An Air India spokesperson said that a total of 22,000 personal items were recovered, preserved and catalogued, and have now been uploaded to a dedicated digital portal. Of these, about 8,000 belongings could be matched to specific individuals and have been categorised as “associated,” while the remaining 14,000 items could not be directly linked to any passenger and are listed as “un-associated.”
“Air India is handling this process with utmost respect, dignity, and accuracy. Working closely with a qualified external partner, our teams have spent considerable time cataloguing and documenting recoverable and returnable items,” a spokesperson told news agency PTI.
“The exercise began on January 5 and will continue till mid-February. Information has been shared with the families through email and a dedicated website, and once they confirm the details, the belongings will be handed over physically in a manner that honours their grief and privacy. Several families have already collected the items which belonged to their kin,” he added.
For items classified as “associated,” Air India has contacted relatives directly through email, sharing photographs and descriptions of each recovered object. Families have been offered three choices: to decline receiving the item, to collect it in person from a facilitation centre in Ahmedabad, or to have it delivered by courier.

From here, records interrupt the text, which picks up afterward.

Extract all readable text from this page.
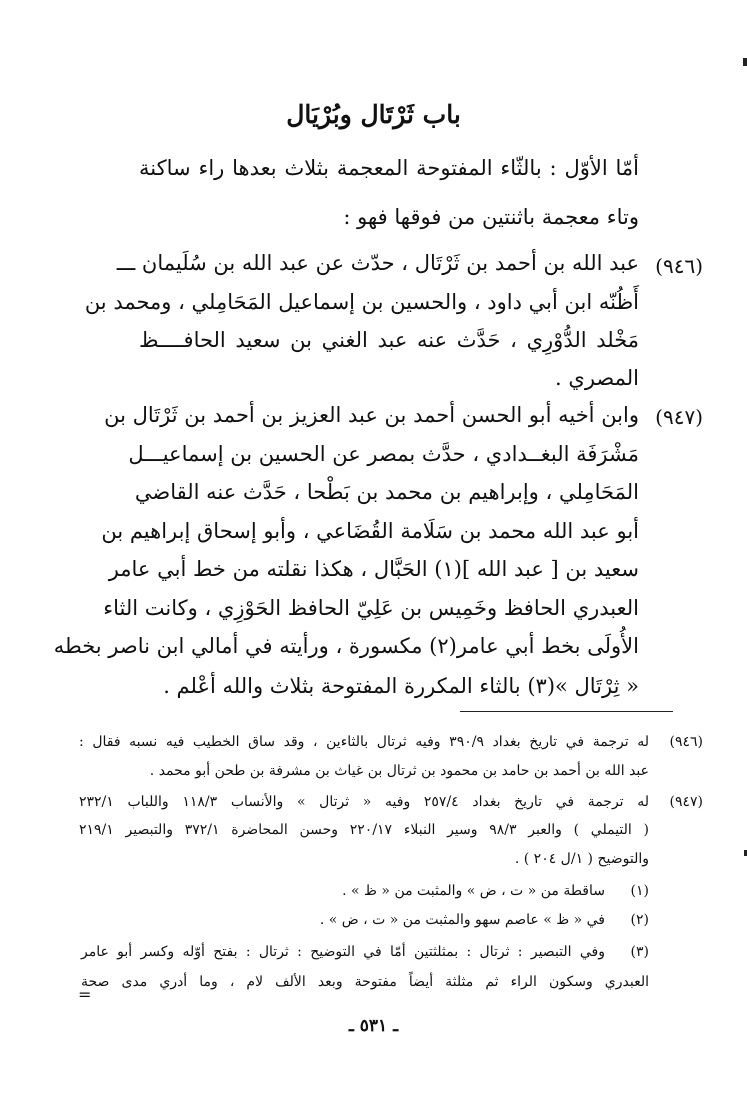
باب ثَرْتَال وبُرْيَال
أمّا الأوّل : بالثّاء المفتوحة المعجمة بثلاث بعدها راء ساكنة
وتاء معجمة باثنتين من فوقها فهو :
(٩٤٦)
عبد الله بن أحمد بن ثَرْتَال ، حدّث عن عبد الله بن سُلَيمان ـــ
أَظُنّه ابن أبي داود ، والحسين بن إسماعيل المَحَامِلي ، ومحمد بن
مَخْلد الدُّوْرِي ، حَدَّث عنه عبد الغني بن سعيد الحافــــظ
المصري .
(٩٤٧)
وابن أخيه أبو الحسن أحمد بن عبد العزيز بن أحمد بن ثَرْتَال بن
مَشْرَفَة البغــدادي ، حدَّث بمصر عن الحسين بن إسماعيـــل
المَحَامِلي ، وإبراهيم بن محمد بن بَطْحا ، حَدَّث عنه القاضي
أبو عبد الله محمد بن سَلَامة القُضَاعي ، وأبو إسحاق إبراهيم بن
سعيد بن [ عبد الله ](١) الحَبَّال ، هكذا نقلته من خط أبي عامر
العبدري الحافظ وخَمِيس بن عَلِيّ الحافظ الحَوْزِي ، وكانت الثاء
الأُولَى بخط أبي عامر(٢) مكسورة ، ورأيته في أمالي ابن ناصر بخطه
« ثِرْتَال »(٣) بالثاء المكررة المفتوحة بثلاث والله أعْلم .
(٩٤٦)
له ترجمة في تاريخ بغداد ٣٩٠/٩ وفيه ثرتال بالثاءين ، وقد ساق الخطيب فيه نسبه فقال :
عبد الله بن أحمد بن حامد بن محمود بن ثرتال بن غياث بن مشرفة بن طحن أبو محمد .
(٩٤٧)
له ترجمة في تاريخ بغداد ٢٥٧/٤ وفيه « ثرتال » والأنساب ١١٨/٣ واللباب ٢٣٢/١
( التيملي ) والعبر ٩٨/٣ وسير النبلاء ٢٢٠/١٧ وحسن المحاضرة ٣٧٢/١ والتبصير ٢١٩/١
والتوضيح ( ١/ل ٢٠٤ ) .
(١)
ساقطة من « ت ، ض » والمثبت من « ظ » .
(٢)
في « ظ » عاصم سهو والمثبت من « ت ، ض » .
(٣)
وفي التبصير : ثرتال : بمثلثتين أمّا في التوضيح : ثرتال : بفتح أوّله وكسر أبو عامر
العبدري وسكون الراء ثم مثلثة أيضاً مفتوحة وبعد الألف لام ، وما أدري مدى صحة
=
ـ ٥٣١ ـ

A separate portal has been created for the remaining 14,000 “un-associated” belongings. Families can view the listed items and choose whether to collect them in Ahmedabad or opt for courier delivery.
Among the items displayed on the portal are a toy airplane, a toy car, a wristwatch, plastic bangles, a sweater, a pair of shoes, a half burnt page from a book carrying the well known Gujarati prayer “Mangal Mandir Kholo,” handbags and other personal effects.
The belongings were recovered after Air India flight AI 171, a Boeing 787 8 aircraft operating from Ahmedabad to London Gatwick, crashed into a medical college hostel complex shortly after takeoff from Sardar Vallabhbhai Patel International Airport on June 12 last year. The aircraft caught fire on impact, killing 241 of the 242 people onboard and 19 individuals on the ground.
The incident is currently under investigation by the Aircraft Accident Investigation Bureau.